Clonal Blumea lacera (Burm. f.) DC. ameliorates diabetic conditions by modulating carbohydrate and lipid hydrolases: a combine in vivo experimental and chemico-biological interaction study

• Published in: 3 Biotech Vol. 13; no. 5; p. 152
• Main Authors: Hasan, Mehedi, Islam, Md. Monirul, Raihan, Md. Obayed, Brishti, Afrina, Das, Avizit, Shawon, Jakaria, Sultana, Fariha, Bari, Md.
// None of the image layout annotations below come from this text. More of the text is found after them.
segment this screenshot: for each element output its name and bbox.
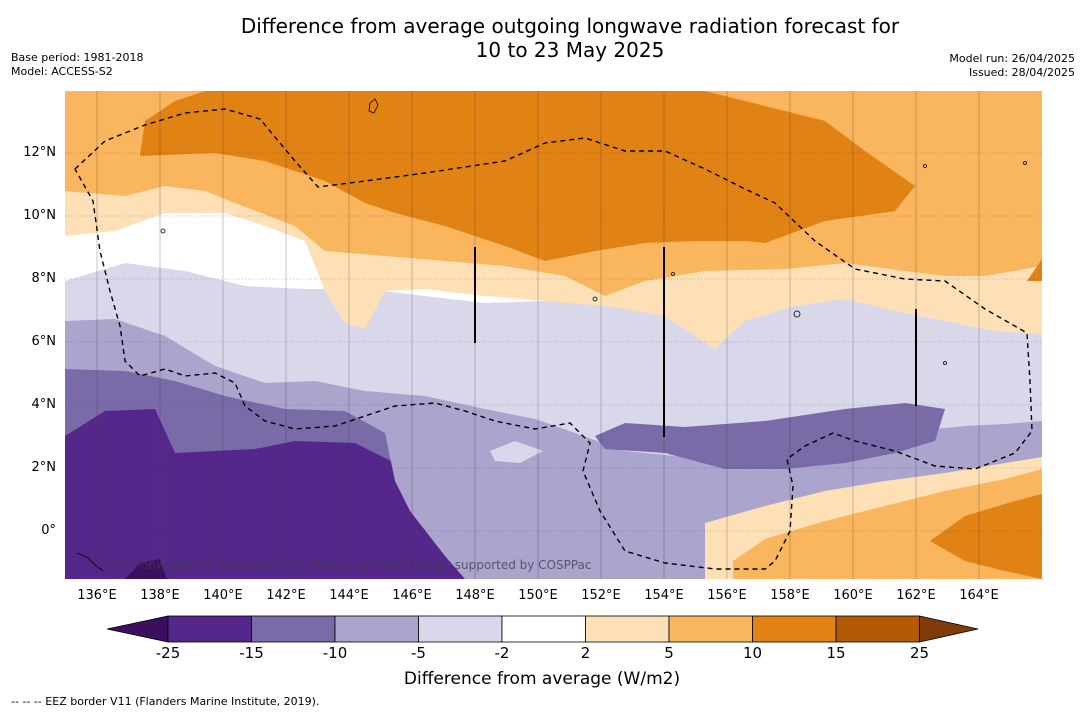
colorbar-tick: -15 — [239, 644, 264, 662]
lon-label-142e: 142°E — [266, 588, 306, 603]
colorbar-cell-pos5-pos10 — [668, 615, 753, 643]
colorbar-tick: -25 — [155, 644, 181, 662]
base-period: Base period: 1981-2018 — [11, 51, 144, 64]
lon-label-144e: 144°E — [329, 588, 369, 603]
lon-gridlines — [96, 91, 980, 579]
anomaly-map — [65, 91, 1042, 579]
lon-label-162e: 162°E — [896, 588, 936, 603]
map-svg — [65, 91, 1042, 579]
colorbar-cell-neg15-neg10 — [251, 615, 336, 643]
lat-label-12n: 12°N — [23, 145, 56, 160]
lon-label-146e: 146°E — [392, 588, 432, 603]
colorbar-cell-neg2-pos2 — [501, 615, 586, 643]
lat-label-0: 0° — [41, 523, 56, 538]
colorbar — [106, 615, 979, 643]
map-title: Difference from average outgoing longwav… — [170, 14, 970, 62]
lat-gridlines — [65, 152, 1042, 532]
lat-label-2n: 2°N — [31, 460, 57, 475]
colorbar-tick: -2 — [494, 644, 510, 662]
colorbar-tick: 15 — [826, 644, 846, 662]
lon-label-148e: 148°E — [455, 588, 495, 603]
attribution-text: Commonwealth of Australia 2025, Bureau o… — [102, 558, 592, 572]
lat-label-6n: 6°N — [31, 334, 57, 349]
band-neg5-neg2-patch — [490, 441, 543, 463]
lon-label-160e: 160°E — [833, 588, 873, 603]
colorbar-cell-neg5-neg2 — [418, 615, 503, 643]
colorbar-tick: -5 — [411, 644, 426, 662]
model-name: Model: ACCESS-S2 — [11, 65, 113, 78]
lon-label-158e: 158°E — [770, 588, 810, 603]
lon-label-154e: 154°E — [644, 588, 684, 603]
colorbar-arrow-left — [106, 615, 169, 643]
lon-label-150e: 150°E — [518, 588, 558, 603]
lon-label-156e: 156°E — [707, 588, 747, 603]
eez-meridian-segments — [474, 247, 917, 437]
lat-label-4n: 4°N — [31, 397, 57, 412]
lon-label-152e: 152°E — [581, 588, 621, 603]
colorbar-tick: -10 — [322, 644, 348, 662]
model-run: Model run: 26/04/2025 — [949, 52, 1075, 65]
band-below-neg25 — [125, 559, 167, 579]
band-pos10-pos15 — [140, 91, 915, 261]
eez-legend-note: -- -- -- EEZ border V11 (Flanders Marine… — [11, 695, 320, 708]
issued-date: Issued: 28/04/2025 — [968, 66, 1075, 79]
lat-label-8n: 8°N — [31, 271, 57, 286]
eez-border — [74, 108, 1033, 570]
title-line-2: 10 to 23 May 2025 — [475, 38, 665, 62]
lon-label-138e: 138°E — [140, 588, 180, 603]
band-pos10-pos15-east — [1027, 259, 1042, 281]
colorbar-cell-pos2-pos5 — [585, 615, 670, 643]
colorbar-cell-neg10-neg5 — [334, 615, 419, 643]
colorbar-tick: 10 — [742, 644, 763, 662]
lon-label-136e: 136°E — [77, 588, 117, 603]
title-line-1: Difference from average outgoing longwav… — [240, 14, 900, 38]
colorbar-label: Difference from average (W/m2) — [403, 669, 681, 689]
lat-label-10n: 10°N — [23, 208, 56, 223]
island-outlines — [76, 98, 1027, 572]
colorbar-tick: 5 — [664, 644, 674, 662]
colorbar-arrow-right — [919, 615, 979, 643]
colorbar-cell-neg25-neg15 — [167, 615, 252, 643]
lon-label-140e: 140°E — [203, 588, 243, 603]
colorbar-tick: 25 — [909, 644, 930, 662]
colorbar-tick: 2 — [580, 644, 591, 662]
meta-left: Base period: 1981-2018 Model: ACCESS-S2 — [11, 51, 143, 79]
lon-label-164e: 164°E — [959, 588, 999, 603]
meta-right: Model run: 26/04/2025 Issued: 28/04/2025 — [949, 52, 1075, 80]
colorbar-cell-pos15-pos25 — [835, 615, 920, 643]
band-se-pos10-pos15 — [930, 494, 1042, 579]
band-neg15-neg10-east — [595, 403, 945, 469]
colorbar-cell-pos10-pos15 — [752, 615, 837, 643]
Wasim, Islam, Mohammad Amirul, Gan, Siew Hua, Swaraz, A. M.
• Format: Journal Article
• Language: English
• Published: Cham Springer International Publishing 01.05.2023; Springer Nature B.V
• Subjects: Agriculture; Bioactive compounds; Biocompatibility; Bioinformatics; Biomaterials; Biotechnology; Blumea lacera; C-reactive protein; Cancer Research; Carbohydrates; Chemistry; Chemistry and Materials Science; Diabetes; Diabetes mellitus; Dyslipidemia; Glucosidase; Glutamic oxaloacetic transaminase; In vivo methods and tests; Inflammation; Life span; Lipids; Original; Original Article; Pyruvic acid; Stem Cells; Streptozocin; Toxicity; Transaminase; Weight loss; α-Amylase; α-Glucosidase; Type 2 diabetes; In vitro regenerated plant; Streptozotocin; Molecular docking; Carbohydrate and lipid hydrolase; Blumea lacera
• ISSN: 2190-572X; 2190-5738
• DOI: 10.1007/s13205-023-03575-2

Blumea lacera  (Burm. f.) DC. is an aromatic annual herb that has traditionally been used to treat or protect against diabetes. Although it has infallible uses, its supply is limited due to its short lifespan. In this study, we aim to investigate the anti-diabetic potential of its micropropagated plants in type 2 diabetic mammalian (mouse) model and further expand the molecular mechanistic understanding of its activity. The water extract of the micropropagated plants was tested in mice with streptozotocin-induced diabetes. The extract effectively suppressed glucose levels prevented weight loss, and improved dyslipidemia in mice. Additionally, it improved liver injury as well as all investigated toxicity indicators, including serum glutamate-pyruvate transaminase, serum glutamic oxaloacetic transaminase, and serum anti-inflammatory marker C-reactive protein. The intramolecular interaction study revealed that the innate polyphenolic constituents of this plant more profoundly inhibited α-amylase, α-glucosidase, and lipase compared to the standard. The prolific bioactive compounds of the micropropagated plant could be attributed to these superior anti-diabetic effects, presumably via an elaborate inhibition of carbohydrate and lipid hydrolyzing enzymes. Thus, the obtained results provide solid experimental proof of the year-round utility of micropropagated plants as a standard source plant material of Blumea lacera (Burm. f.) DC. for drug research and therapeutic production.